7 January 2008 – 19 September 2008

During this project, I have learnt how important free play is to the development of the brain. I spent six months working with 190 children observing them playing in their school playground and actively engaging with them on a number of fantastical journeys.

The energy and motivation the children showed during this project was very inspiring and I hope you enjoy their journeys, stories and games as much as I did. Background to the project Horsenden Primary School is located in Greenford, Ealing. The school has highlighted communication, both verbal and non-verbal, and research skills as areas to address within the next 10 years and this ‘creative play’ project fits well with these priorities.

Identifying need

“Modern children are accustomed to manufactured toys with defined purposes, television and films that present someone else’s imagination, computers that use other people’s programs, and classes in dance or sports in which someone instructs them in what to do.” (Ref: Joan Almon: from the foreword to “Children at Play,” by Heidi Britz-Crecelius) As observed by the school, imaginative play is being eroded by new technologies. Modern life can easily leave little time for childhood and can also stunt our children’s ability to author their own imaginative play.

Overall benefits

The role of creativity is not just about culturally enriching our lives but also it allows us to see new solutions to problems we encounter. To see the “light at the end of the tunnel”, envision new inventions, resolutions and outcomes. By encouraging our children to create their own play we give them the ability to think creatively and create their own lives.

Method and ideology

Children are inherently adventurous but are often discouraged by the adults around them from playing certain games. For example, if their games mean they get dirty or include subject material like war games. It is important that there are as few limitations placed on the game as possible, remembering that it is not the play subject that needs monitoring or controlling but the behaviour and interpersonal relationships within the game. The children need to develop an understanding of the difference between game rules (an everchanging self-initiated structure) and good behaviour. Throughout this project, my aim was to nurture the participating children’s ability to engage in and initiate creative, imaginative play. There is a fine line between stimulating and stifling imagination, which is all too easy to cross.

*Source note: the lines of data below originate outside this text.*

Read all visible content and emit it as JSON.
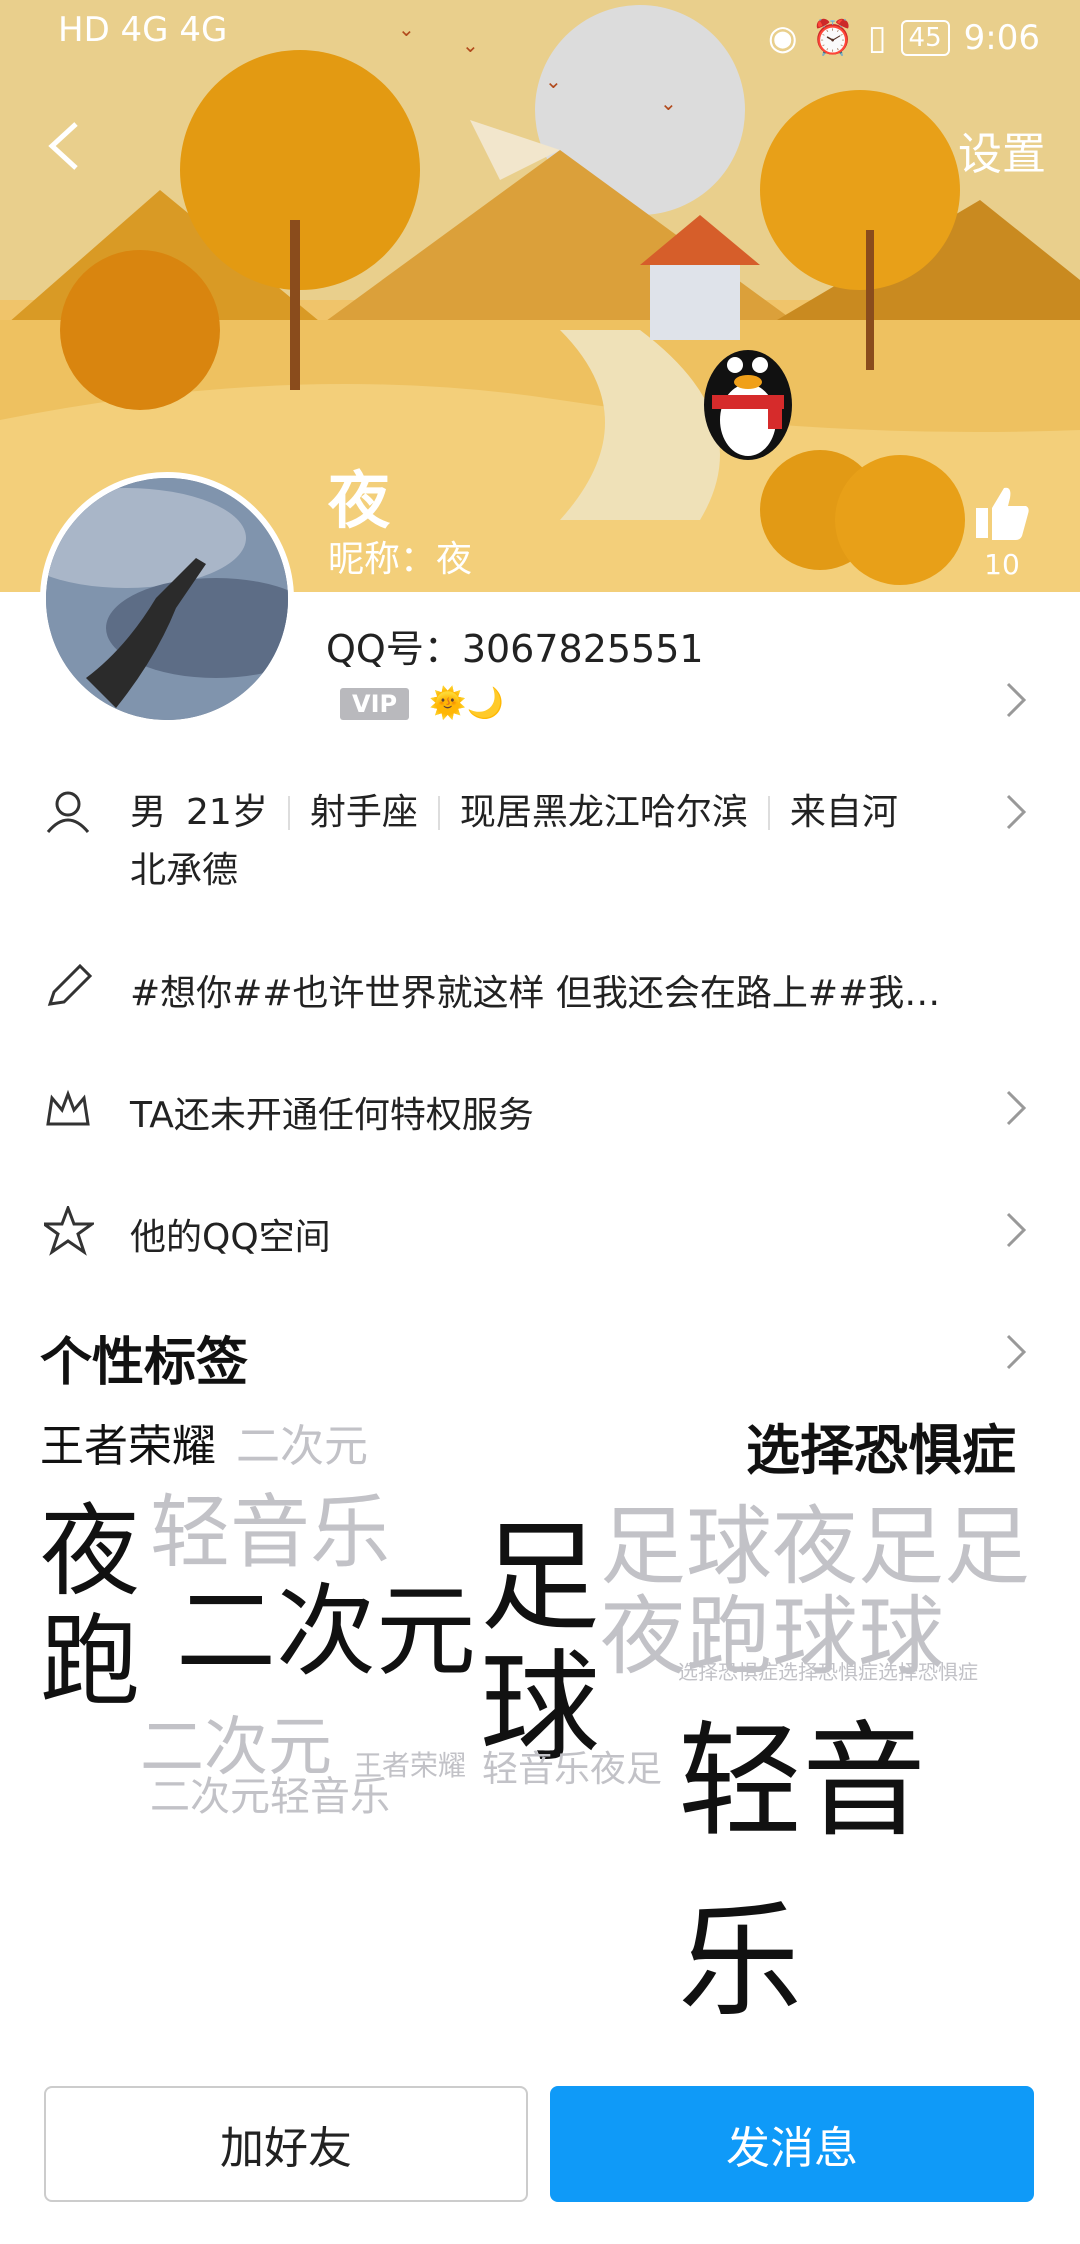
{
  "status_bar": {
    "left_text": "HD 4G 4G",
    "battery": "45",
    "time": "9:06"
  },
  "header": {
    "settings_label": "设置",
    "nickname_big": "夜",
    "nickname_line": "昵称：夜",
    "like_count": "10"
  },
  "profile": {
    "qq_number": "QQ号：3067825551",
    "vip_badge": "VIP",
    "level_icons": "🌞🌙"
  },
  "info": {
    "gender": "男",
    "age": "21岁",
    "zodiac": "射手座",
    "location": "现居黑龙江哈尔滨",
    "hometown_a": "来自河",
    "hometown_b": "北承德"
  },
  "signature": "#想你##也许世界就这样 但我还会在路上##我…",
  "privilege": "TA还未开通任何特权服务",
  "qzone": "他的QQ空间",
  "tags_section": {
    "title": "个性标签",
    "words": [
      {
        "text": "王者荣耀",
        "cls": "dark"
      },
      {
        "text": "二次元",
        "cls": "light"
      },
      {
        "text": "选择恐惧症",
        "cls": "dark"
      },
      {
        "text": "夜",
        "cls": "dark"
      },
      {
        "text": "跑",
        "cls": "dark"
      },
      {
        "text": "轻音乐",
        "cls": "light"
      },
      {
        "text": "二次元",
        "cls": "dark"
      },
      {
        "text": "足",
        "cls": "dark"
      },
      {
        "text": "球",
        "cls": "dark"
      },
      {
        "text": "足球夜足足",
        "cls": "light"
      },
      {
        "text": "夜跑球球",
        "cls": "light"
      },
      {
        "text": "轻音乐",
        "cls": "dark"
      },
      {
        "text": "二次元轻音乐",
        "cls": "light"
      },
      {
        "text": "二次元",
        "cls": "light"
      },
      {
        "text": "王者荣耀",
        "cls": "light"
      },
      {
        "text": "轻音乐夜足",
        "cls": "light"
      },
      {
        "text": "选择恐惧症选择恐惧症选择恐惧症",
        "cls": "light"
      }
    ]
  },
  "buttons": {
    "add_friend": "加好友",
    "send_message": "发消息"
  }
}
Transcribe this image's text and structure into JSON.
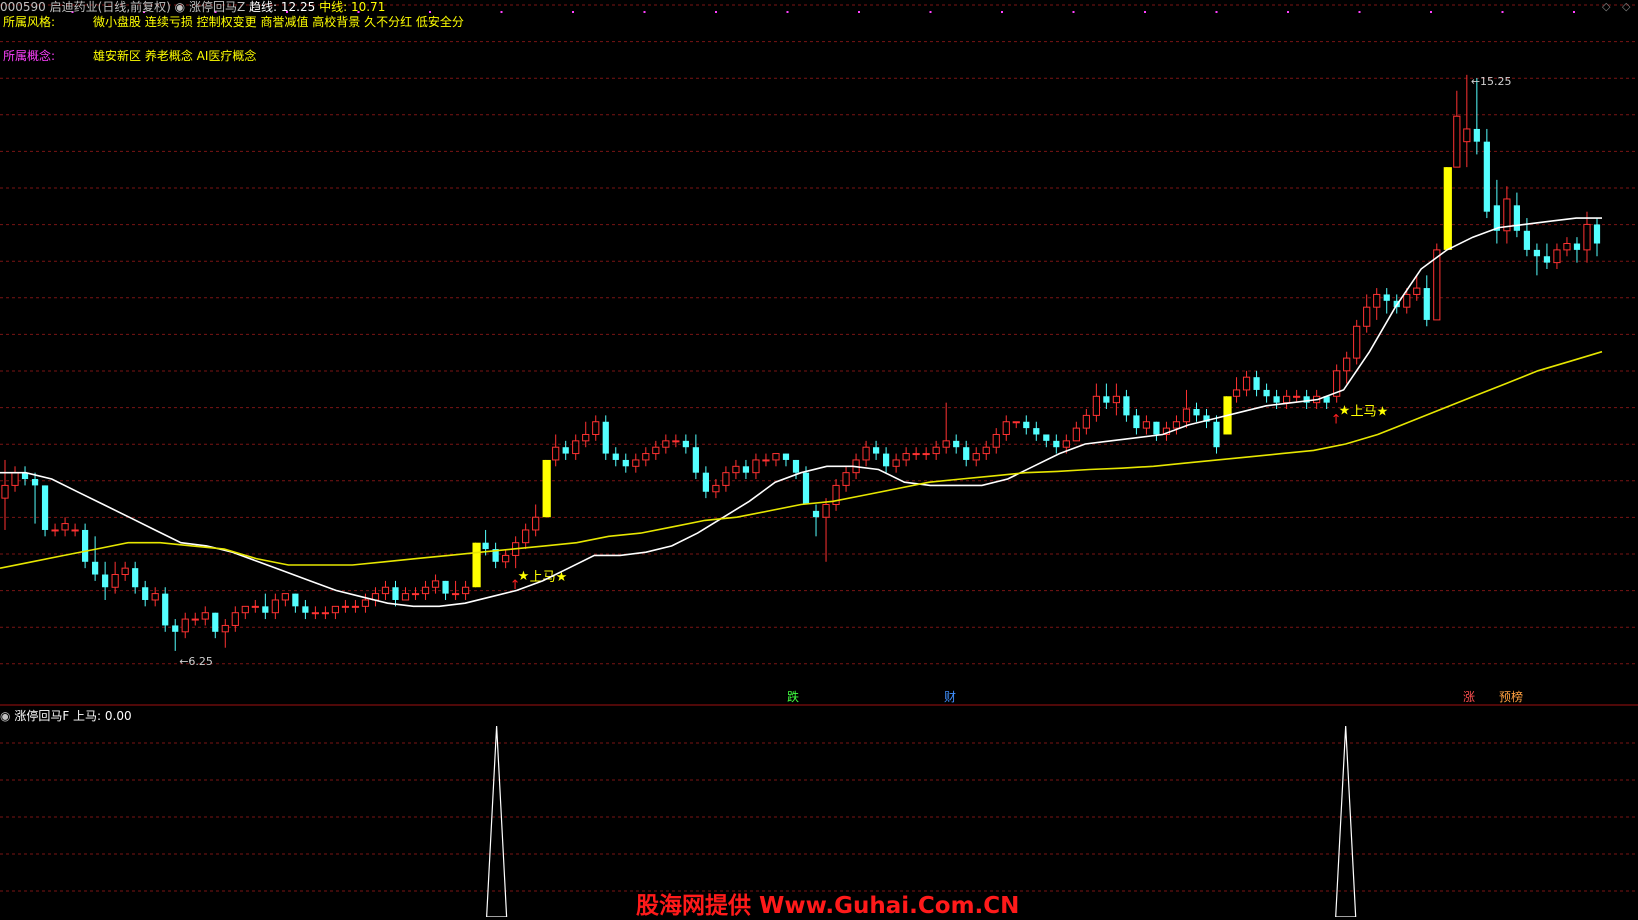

The aim was to let the student determine the play. This Allowed the child’s imagination to develop as they played within this subtly guided environment where the child’s lead was followed and responded to with suggestions and expressions of interest. The sessions were long (half a day), informal and relaxed, in groups of 15. This replicated a leisure timeframe and not a school timeframe, aiming to encourage a freer personal space for the participants. During the session, children were asked to explore what they understood ‘play’ to be.

They were encouraged to say whatever they liked, no subject was taboo and no subject hierarchies were tolerated. (It was explained that all topics were equally valid, but we as individuals are not all equally interested in all subjects). Within this environment, the children felt free to express their own thoughts and began to intertwine their ideas with those of their peers creating complex narratives that sometimes defied logic and were enjoyed by all.

Use of art materials, toys and props

For this project, all equipment needs to be flexible so that it can be played within a variety of different ways. It needs to be simple, allowing the child’s imagination to complete the details to suit their mood or play. The materials selected were simple drawing tools. These were used to stimulate thought and support creative ideas.

Creation of this book

Teachers observed a large difference between the students in their ability to transfer ideas from their imaginative play into their written work. Through discussions, the idea to transcribe the children’s imaginative stories into book format started to develop. Slowly over the course of the project, the idea of a Horsenden Games Book that could encourage ideas to flow back into new playground games started to emerge.